The history of Jaffelin runs parallel to that of the Collegiate Church of Notre Dame in the historical city centre of Beaune, in the heart of Burgundy. Over the centuries, the Chapter House Cellars stored wines for the Collegiate Church, Dukes, Princes and Kings. The Chapter House Cellars changed hands many times until the Jaffelin brothers established their wine merchant business there, in 1816.
Today, just as eight centuries ago, the wines mature in the monastic tranquillity of the "Caves du Chapitre"(Chapter House Cellars).
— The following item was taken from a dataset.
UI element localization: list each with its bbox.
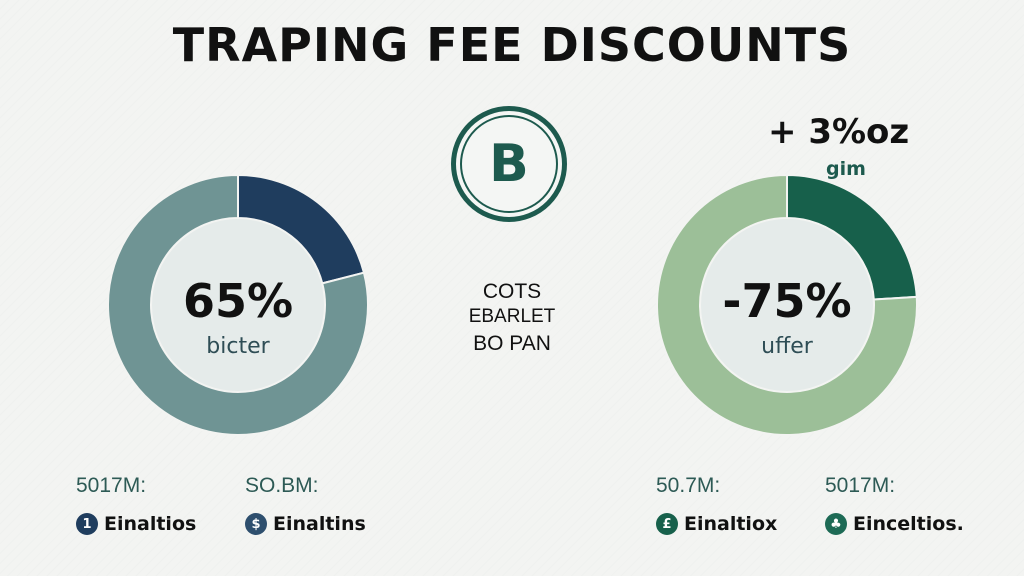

Since 2004, a young lady winemaker called Marinette Garnier has revitalized the Jaffelin wines, with a combination of traditional and modern vinification techniques.
In addition, the winery above the Chapter House Cellars has been totally restored and the winemaking equipment modernised to enable greater attention to detail, and allow almost boutique style wines to be made.
Full bunches of grapes are taken to the winery in small lug boxes before careful hand selection takes place (using a 3-metres long sorting table). The equipment is movable which allows the grapes to be transferred into the fermentation vats without pumping. Red wines are fermented in large oak vats, while white wines are fermented in temperature-controlled stainless steel tanks.
A five hectolitres capacity vertical press is used to extract the grape juice in a single operation. The fermented must is gravity-filtered through its own solids (pips, skins and pieces of stalk) which produces very clear juice with no trace of bitterness.
Pumping is again avoided when filling up the oak barrels, which is done by gravity through two holes in the floor of the fermentation room, down to the underground Chapter House Cellars.